Lawyers for Cyntoia Brown, a sex trafficking victim fighting to have her life sentence overturned, believe that she is not likely to survive a potentially decades-long wait for her next parole hearing. Brown, now 29, was convicted of murder and sentenced to life at the age of 16.
In a petition filed Monday (Jan. 8), the attorneys argue that the sentence infringes on Brown’s constitutional rights, and that she did not have the mental capacity at the time of the crime, to warrant such harsh sentencing.
“This was a seriously mentally impaired girl, subject to the immaturity and impulsiveness of all juveniles but to a much greater degree, who had been abandoned by her parents and whose only refuge was a pimp who sexually and physically abused her,” the appeal states, according to The Tennessean.

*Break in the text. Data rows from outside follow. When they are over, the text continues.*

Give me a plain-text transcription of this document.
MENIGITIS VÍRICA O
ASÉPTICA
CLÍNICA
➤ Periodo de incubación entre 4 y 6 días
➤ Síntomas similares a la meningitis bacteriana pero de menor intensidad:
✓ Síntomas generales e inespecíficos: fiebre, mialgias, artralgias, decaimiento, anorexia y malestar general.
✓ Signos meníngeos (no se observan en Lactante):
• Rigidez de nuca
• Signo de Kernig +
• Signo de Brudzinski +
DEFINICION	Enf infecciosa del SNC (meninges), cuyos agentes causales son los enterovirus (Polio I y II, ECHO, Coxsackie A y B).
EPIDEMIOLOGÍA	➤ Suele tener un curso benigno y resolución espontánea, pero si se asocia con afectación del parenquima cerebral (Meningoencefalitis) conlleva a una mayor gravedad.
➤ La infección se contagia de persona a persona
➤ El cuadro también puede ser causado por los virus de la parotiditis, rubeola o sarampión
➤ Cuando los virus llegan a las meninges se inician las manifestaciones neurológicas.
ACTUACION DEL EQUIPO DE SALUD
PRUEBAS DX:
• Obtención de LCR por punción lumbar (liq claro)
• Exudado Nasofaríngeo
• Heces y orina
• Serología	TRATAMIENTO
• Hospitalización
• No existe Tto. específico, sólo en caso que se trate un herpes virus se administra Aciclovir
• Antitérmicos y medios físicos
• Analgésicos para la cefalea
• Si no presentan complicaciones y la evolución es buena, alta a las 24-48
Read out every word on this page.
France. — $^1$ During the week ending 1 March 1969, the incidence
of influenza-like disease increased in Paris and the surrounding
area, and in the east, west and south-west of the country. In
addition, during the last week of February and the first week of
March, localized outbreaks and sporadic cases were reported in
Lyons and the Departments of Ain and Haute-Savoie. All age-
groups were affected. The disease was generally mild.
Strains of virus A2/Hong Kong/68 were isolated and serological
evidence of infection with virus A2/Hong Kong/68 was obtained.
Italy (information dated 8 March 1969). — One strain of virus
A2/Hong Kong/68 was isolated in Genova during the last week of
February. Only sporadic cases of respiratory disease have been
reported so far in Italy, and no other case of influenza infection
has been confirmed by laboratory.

Brown is currently serving time at the Tennessee Prison for Women. She was tried as an adult for the murder of Johnny Allen, a real estate agent who paid to have sex with the then teenager. Prior to her conviction, Brown was a runaway forced into prostitution. She survived being drugged and repeatedly sexually and physical assaulted by several men, including her boyfriend, who was also her pimp.
In the weeks before her fatal encounter with Allen, Brown had been raped several times. She maintains that she killed Allen in self-defense.
Brown’s appeal goes on to cite Miller v. Alabama, a 2012 case in which the U.S. Supreme Court ruled that mandatory life sentences (without the possibility of parole) are unconstitutional for juvenile offenders. The argument was previously shot down because Brown didn’t get life without parole.
However, the lawyers also note that Brown suffers from fetal alcohol spectrum disorder, and is likely to die before she is eligible for parole. Though Brown was adopted as a toddler, she contracted the disorder — which can cause brain damage — because her biological mother drank while she was pregnant.
All of Brown’s previous appeals have been denied. She will be eligible for parole after serving 51 years.
“The half-century wait before Cyntoia Brown has a meaningful opportunity to demonstrate her ‘maturity and rehabilitation’ is insufficient to satisfy the minimum constitutional requirement mandated by the Supreme Court,” the appeal reportedly states.
Brown’s story became widely known after it went viral last year, catching the attention of Kim Kardashian, Rihanna, and more who called for her release. Kardashian reportedly even hired a legal team to work on getting her released.
Brown also inspired, Preston Shipp, the former prosecutor who helped keep her behind bars, to quit his job. Shipp, a onetime litigator for the Tennessee Attorney General’s Office, taught a free class at the Tennessee Women’s Prison where he met and befriended Brown. He was surprised to later find out that he had prosecuted her case, and is now an advocate for criminal justice reform.